Calderon spotted Rosales more than a year ago while in Venezuela and contacted him a couple of months later, and then he sent video to COA head coach Milan Rasic. From there, it was a matter of getting his papers in order — his visa, passport.
While he misses his family, he said they fully support his being in the United States. Rosales, who comes from Barquisimeto — in the Venezuelan state of Lara — said his father has had trouble getting to work, and his brother difficulty in getting to school with numerous street closures due to protests.
“It was a hard trip to get here, but here I am,” Rosales said. “It’s a big opportunity, and the situation in my country is really bad, the economy is getting down, too many kids cannot find a job and protests two months in a row.”
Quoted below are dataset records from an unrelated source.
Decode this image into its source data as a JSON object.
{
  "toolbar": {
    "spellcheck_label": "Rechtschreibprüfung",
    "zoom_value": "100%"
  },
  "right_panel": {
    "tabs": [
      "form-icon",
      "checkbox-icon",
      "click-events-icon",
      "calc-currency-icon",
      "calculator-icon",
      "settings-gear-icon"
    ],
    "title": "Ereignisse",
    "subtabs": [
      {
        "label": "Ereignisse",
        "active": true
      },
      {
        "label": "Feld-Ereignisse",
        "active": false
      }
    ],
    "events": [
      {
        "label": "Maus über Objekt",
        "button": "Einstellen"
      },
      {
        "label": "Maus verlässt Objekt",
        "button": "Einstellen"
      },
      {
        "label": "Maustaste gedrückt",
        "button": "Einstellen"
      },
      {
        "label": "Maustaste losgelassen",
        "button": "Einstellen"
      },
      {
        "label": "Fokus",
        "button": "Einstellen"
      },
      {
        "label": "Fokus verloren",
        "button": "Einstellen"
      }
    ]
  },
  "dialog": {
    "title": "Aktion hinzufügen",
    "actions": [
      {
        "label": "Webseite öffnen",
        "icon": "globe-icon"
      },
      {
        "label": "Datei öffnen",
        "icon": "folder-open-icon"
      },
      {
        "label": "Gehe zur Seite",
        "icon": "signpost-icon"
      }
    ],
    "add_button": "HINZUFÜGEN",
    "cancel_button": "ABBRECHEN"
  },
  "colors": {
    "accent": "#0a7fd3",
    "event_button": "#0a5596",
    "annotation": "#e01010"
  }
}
Marte, 18, who eventually wants to major in international business, said he had been to the U.S. previously on trips with his family, and said he’s excited to be at COA and in Elizabeth City. He said he wanted to come here in order to “mejor la vida” — better his life.
“I came to the United States because we play more baseball here than in the Dominican Republic,” Marte said. “We can study and play at the same time. In the Dominican Republic, you can either play or you can study. You can’t do both.”
Marte has pitched out of the bullpen, while Carvajal, 18, has seen action as a backup infielder and pinch runner. Rosales, 20, has seen the most playing time, batting nearly .400 while seeing time at shortstop and catcher.
“He’s been a pretty good deal for us,” Calderon said.
The adjustment to the baseball and to the northeastern North Carolina area has been mostly a smooth one for the players, other than missing their families and staying in contact with them.
Calderon has used his background to help in the transition.
“As a Latin American, I was there once, so I know how to handle these things,” Calderon said. “I talk to them to help them make themselves comfortable.”
The food has been one of the bigger adjustments.
“Here in Elizabeth City, we don’t have a lot of Latin foods, only Mexican,” Marte said. “So we either make it or go to get Mexican food.”
Rosales said he, in particular, misses his mother’s repa, a flatbread consisting of ground maize dough or cooked flour that he would eat several times per week. Marte and Carvajal said one of their favorites was a rice and bean dish neither can find here, and Carvajal says he also misses eating mangu — mashed plantains — a popular Dominican breakfast.
But they’ve assimilated with their teammates on and off-the-field, teaching them Spanish and cooking them some of their native dishes.
“They try to speak Spanish, and we make some jokes, and they’re pretty good guys,” Rosales said.
The game, too, is played differently, at a faster pace than in the U.S., they said.
Calderon said if it’s possible to bring in more players from Latin America, he and Rasic will try to do so, though their priority is in finding players from northeastern North Carolina and southeastern Virginia.
“If we get some calls and some contact that there’s some kids that we know are going to help us out, and will be an asset, we try to help them get their education and come here to play ball,” Calderon said.
They all said they want to take advantage of the opportunity to get an education in the U.S. and further their educations.
“It’s not easy for him, because he’s risking his job for that,” Rosales said. “We’re trying to do our best for him, because he deserves that, and all the credit.”
Said Carvajal: “He’s made a lot of effort to have us here, and we’re trying to make him proud.”
Calderon said more community colleges are looking at players from Latin America who want to come to the U.S. to play baseball, but also need work on their language skills. He and Rasic believe they’ll take advantage of their opportunity.
“It’s very easy to play community college for them and start as a freshman, rather than go to a four-year school and not be able to do that,” Calderon said. “The main thing is for them to get their education done, do their two years and then move onto a four-year school.”